Друзья Наталии и Мартина, в том числе старинная подруга Наталии, мадам Коэн, которая прилетела из Парижа, сидели за лучшими столами и болтали. Они потягивали «мимозы» и «кир рояли»,[3] в то время как на детском столе стояла шипучка из корнеплодов и кола. Мальчики потягивали лимонад через соломинки.

— Вот болваны! — обратилась Мэри к Эльв.

У нее не было ни внутреннего цензора, ни страха перед взрослыми. Ей совершенно не хотелось сидеть за одним столом с дурно воспитанными сопляками.

— Наверное, взрослые решили, что с мальчишками нам будет веселее, — как всегда, разумно заметила Мег. — Здесь больше нет наших ровесников.

— Они нам не ровесники, — возразила Мэри. — Они дети. В двух странах из трех мы уже были бы замужем. Ну разве что кроме Клэр. У нас уже были бы свои дети.
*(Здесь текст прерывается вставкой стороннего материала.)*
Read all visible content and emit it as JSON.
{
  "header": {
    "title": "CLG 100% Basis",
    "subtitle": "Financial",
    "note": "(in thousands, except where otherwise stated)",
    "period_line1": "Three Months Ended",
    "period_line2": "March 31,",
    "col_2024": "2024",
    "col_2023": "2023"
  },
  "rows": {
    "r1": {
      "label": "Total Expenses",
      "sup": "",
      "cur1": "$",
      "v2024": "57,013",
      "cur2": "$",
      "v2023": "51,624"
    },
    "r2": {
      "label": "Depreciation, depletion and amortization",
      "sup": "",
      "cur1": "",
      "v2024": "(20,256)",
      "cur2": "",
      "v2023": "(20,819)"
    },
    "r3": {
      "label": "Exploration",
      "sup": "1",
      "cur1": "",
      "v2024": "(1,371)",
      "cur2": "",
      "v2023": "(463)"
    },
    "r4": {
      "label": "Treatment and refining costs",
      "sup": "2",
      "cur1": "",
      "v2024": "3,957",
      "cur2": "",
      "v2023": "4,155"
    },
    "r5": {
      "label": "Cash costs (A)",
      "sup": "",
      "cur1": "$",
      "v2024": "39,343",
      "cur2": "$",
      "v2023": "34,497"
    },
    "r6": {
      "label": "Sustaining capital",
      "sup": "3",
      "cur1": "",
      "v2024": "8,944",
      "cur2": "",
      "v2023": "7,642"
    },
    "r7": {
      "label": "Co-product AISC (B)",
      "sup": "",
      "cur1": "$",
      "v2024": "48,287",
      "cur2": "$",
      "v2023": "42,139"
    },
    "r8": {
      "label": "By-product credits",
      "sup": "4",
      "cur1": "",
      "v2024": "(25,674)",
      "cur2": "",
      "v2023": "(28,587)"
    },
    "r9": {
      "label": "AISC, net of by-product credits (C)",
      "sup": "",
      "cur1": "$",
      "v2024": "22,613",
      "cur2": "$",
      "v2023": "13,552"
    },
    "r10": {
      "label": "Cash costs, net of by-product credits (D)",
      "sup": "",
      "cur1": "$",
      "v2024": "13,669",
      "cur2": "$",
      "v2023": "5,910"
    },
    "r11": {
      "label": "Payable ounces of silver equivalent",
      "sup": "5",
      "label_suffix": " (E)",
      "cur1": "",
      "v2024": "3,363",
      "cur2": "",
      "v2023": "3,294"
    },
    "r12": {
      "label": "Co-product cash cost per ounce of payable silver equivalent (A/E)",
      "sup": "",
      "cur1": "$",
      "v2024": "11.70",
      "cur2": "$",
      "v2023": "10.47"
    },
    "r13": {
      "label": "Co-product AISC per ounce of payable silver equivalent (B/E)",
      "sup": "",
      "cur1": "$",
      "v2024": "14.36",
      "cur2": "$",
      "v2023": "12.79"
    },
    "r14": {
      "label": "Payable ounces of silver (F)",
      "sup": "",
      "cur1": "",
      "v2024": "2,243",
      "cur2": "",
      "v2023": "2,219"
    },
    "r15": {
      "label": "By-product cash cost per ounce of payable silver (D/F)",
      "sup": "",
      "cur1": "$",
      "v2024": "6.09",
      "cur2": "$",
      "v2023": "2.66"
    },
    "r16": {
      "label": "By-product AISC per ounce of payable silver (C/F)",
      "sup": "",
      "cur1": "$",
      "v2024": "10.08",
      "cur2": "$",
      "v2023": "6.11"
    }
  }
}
Пока сестры Стори размышляли над ее словами, Эльв попросила официанта унести хлебную корзинку. Смертные подсунули ломти хлеба в их детские одеяльца, чтобы отпугнуть фей. В большинстве сказок феи крадут младенцев смертных, но на Найтингейл-лейн случилось наоборот.


Мальчики перебрались под стол и начали играть в покер на зубочистки.

— Фу! Какая вульгарность, — вздохнула Мэри. — Весь этот бал — пустая трата денег.

Экстравагантность праздника была ей не по душе. На рождественских каникулах она работала на стройке «Жилья для человечества»[4] в Коста-Рике.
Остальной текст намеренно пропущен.